Nindya: iya..iya... Begitu sampai kos langsung chat kamu.
Denis: Nah gitu dong... Kan aku jadi tenang.
Dalam hati Nindya mencibir, 'Punya pacar kayak Robby ternyata nggak buruk juga. Eh nggak, dia keterlaluan. Nindya kamu harus ingat sakitnya dulu dia nggak bisa dihubungi berhari-hari oke!'
...****************...
Tidak seperti malam biasanya, Nindya tidak mau diganggu malam ini. Dia meminta Denis untuk tidak datang ke kosnya. Denis menyetujuinya walau harus melalui drama yang panjang.
"Eh Nin tumben kamu nggak jalan, kenapa?" tanya Mila.
Dengan nada malas Nindya menjawab, "aku ada tugas observasi minggu ini. Jadi aku perlu membuat instrumen observasi."
"Matkul apa sih?" tanya Mila.
"PKR Mil. Aku pusing cari sekolah yang ada kelas rangkapnya. Tahu sendiri kan sekarang hampir tidak ada sekolah yang masih pakai pembelajaran itu. Bahkan SD di kecamatanku yang tergolong pelosok aja udah nggak ada itu pembelajaran kelas rangkap," Nindya menjelaskan dengan terus menghela nafasnya.
Mila menganggukkan kepalanya mendengar penjelasan Nindya,"bukannya itu kerja kelompok ya? Kamu tanya kelompok kamu dong! Dulu aku juga nggak mencari sendiri sekolahnya. Kayaknya di daerah Kudus atau mana. Aku lupa."
"Oh ya, kamu sama sania udah ambil di semester 3 ya. Mohon pencerahannya dong suhu, please!" Nindya memohon.
"Aduh gimana ya. Aku aja dulu digendong sama kakak tingkat. Aku cuma ikut nimbrung pas observasi. Itu aja aku nggak ngapa-ngapain. Cuma ikut foto hehehe,"
jelas Mila.
Tring!
Ada pesan masuk dari Denis.
"Tuh ada chat masuk, nggak kamu balas?" tanya Mila.
Nindya mengambil HP nya dan membalas pesan Denis.
"Apa aku tanya Fika ya? Siapa tau dia sudah dapat SD yang mau diobservasi," Nindya langsung mengirim pesan kepada Fika teman sekelompoknya.
Setelah 5 menit menunggu, Nindya mendapat balasan dari Fika.

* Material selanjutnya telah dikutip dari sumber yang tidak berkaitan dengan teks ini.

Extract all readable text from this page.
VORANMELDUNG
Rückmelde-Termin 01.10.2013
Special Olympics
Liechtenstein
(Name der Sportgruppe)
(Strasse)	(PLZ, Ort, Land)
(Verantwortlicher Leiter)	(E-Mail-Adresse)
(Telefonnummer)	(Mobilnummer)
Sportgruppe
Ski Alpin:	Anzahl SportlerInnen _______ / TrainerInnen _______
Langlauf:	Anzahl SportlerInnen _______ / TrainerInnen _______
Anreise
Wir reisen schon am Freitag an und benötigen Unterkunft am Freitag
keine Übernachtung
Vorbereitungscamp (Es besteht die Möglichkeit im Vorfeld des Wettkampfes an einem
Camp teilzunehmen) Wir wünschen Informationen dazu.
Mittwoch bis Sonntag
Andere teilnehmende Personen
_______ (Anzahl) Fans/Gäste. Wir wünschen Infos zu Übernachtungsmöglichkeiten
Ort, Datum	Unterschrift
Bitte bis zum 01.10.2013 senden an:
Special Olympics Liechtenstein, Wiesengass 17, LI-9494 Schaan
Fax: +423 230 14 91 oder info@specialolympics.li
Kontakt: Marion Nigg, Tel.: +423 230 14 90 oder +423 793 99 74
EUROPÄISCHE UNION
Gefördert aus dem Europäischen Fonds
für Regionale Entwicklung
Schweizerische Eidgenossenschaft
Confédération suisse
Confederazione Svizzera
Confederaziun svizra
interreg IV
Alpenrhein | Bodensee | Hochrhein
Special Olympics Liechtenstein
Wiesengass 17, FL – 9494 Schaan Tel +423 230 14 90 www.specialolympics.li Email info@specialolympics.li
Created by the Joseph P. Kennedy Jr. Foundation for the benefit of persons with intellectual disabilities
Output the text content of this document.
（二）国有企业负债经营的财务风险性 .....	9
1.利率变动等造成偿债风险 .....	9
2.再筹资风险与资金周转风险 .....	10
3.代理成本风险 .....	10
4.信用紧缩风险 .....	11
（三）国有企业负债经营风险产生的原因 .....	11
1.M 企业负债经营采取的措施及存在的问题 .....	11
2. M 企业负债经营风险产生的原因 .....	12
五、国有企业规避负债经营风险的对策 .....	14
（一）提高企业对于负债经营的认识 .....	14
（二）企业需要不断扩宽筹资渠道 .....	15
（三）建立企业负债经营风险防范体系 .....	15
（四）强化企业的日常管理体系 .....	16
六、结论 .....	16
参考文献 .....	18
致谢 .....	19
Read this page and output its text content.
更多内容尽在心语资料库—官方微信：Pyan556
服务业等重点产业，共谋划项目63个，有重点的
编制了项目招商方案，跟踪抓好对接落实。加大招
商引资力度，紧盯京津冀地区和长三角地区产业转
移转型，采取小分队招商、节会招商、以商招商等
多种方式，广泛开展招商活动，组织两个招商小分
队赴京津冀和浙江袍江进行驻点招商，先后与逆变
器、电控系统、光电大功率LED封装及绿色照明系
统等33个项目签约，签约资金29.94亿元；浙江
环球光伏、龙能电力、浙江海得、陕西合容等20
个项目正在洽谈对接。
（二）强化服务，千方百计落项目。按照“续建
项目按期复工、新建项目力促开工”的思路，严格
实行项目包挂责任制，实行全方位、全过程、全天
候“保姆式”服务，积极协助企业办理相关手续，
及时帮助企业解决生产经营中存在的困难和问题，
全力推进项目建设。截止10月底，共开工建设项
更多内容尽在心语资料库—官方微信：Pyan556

'Iya Nin, minggu ini kita ke SD tempat aku dulu sekolah. Disana memang nggak ada program kelas rangkap tapi siswanya banyak dan gurunya tidak mencukupi, jadi itu memenuhi syarat dari yang disampaikan dosen. Nanti kita minta Kepala Sekolahnya untuk mengadakan pembelajaran itu. Beliau pasti akan membantu.'
Hati Nindya langsung lega mengetahui teman satu kelompoknya mendapatkan tempat observasi. Ditambah lagi SD yang dimaksudkan Fika berada dekat dengan desanya walau berbeda kecamatan. Jadi Nindya berencana minggu ini akan pulkam walaupun sebenarnya belum jatahnya pulkam.
...****************...
Sabtu pagi Nindya, Fika dan satu teman anggita kelompok lainnya yaitu Lina berkumpul di rumah Fika untuk persiapan observasi. Mengapa mereka berkumpul disana? Itu karena rumah Fika dekat dengan MI yang dituju.
Kemudian mereka bertiga menuju ke SD Harapan Bangsa namun Pak Kepala Sekolah tidak ada di ruangannya. Nindya memberanikan diri untuk bertanya kepada guru yang kebetulan lewat di depan mereka.
"Permisi Pak, kami mahasiswa PGSD UNNES ingin betemu Bapak Kepala Sekolah terkait observasi Pembelajaran Kelas Rangkap. Namun Bapak Kepala Sekolah tidak ada di ruangannya," Nindya mengatakan dengan sopan.
"Oh, Pak Zainal ada di kelas 6. Silahkan duduk dan tunggu dulu di ruang Kepala Sekolah. Nanti saya akan beritahu Pak Zainal," jawab Pak guru itu dengan senyum lesung pipitnya.
"Iya Pak terimakasih," Nindya tak lupa berterimakasih atas bantuan pak guru itu. Kemudian beliau mengangguk dan berlalu, masih dengan senyum manisnya.
"Hehehe," mendadak Fika tertawa tipis.
"Kenapa fik?" tanya Nindya penasaran.
"Enggak apa-apa cuma lucu aja. Dia itu tetanggaku dan biasanya dia nggak seformal tadi," jelasnya.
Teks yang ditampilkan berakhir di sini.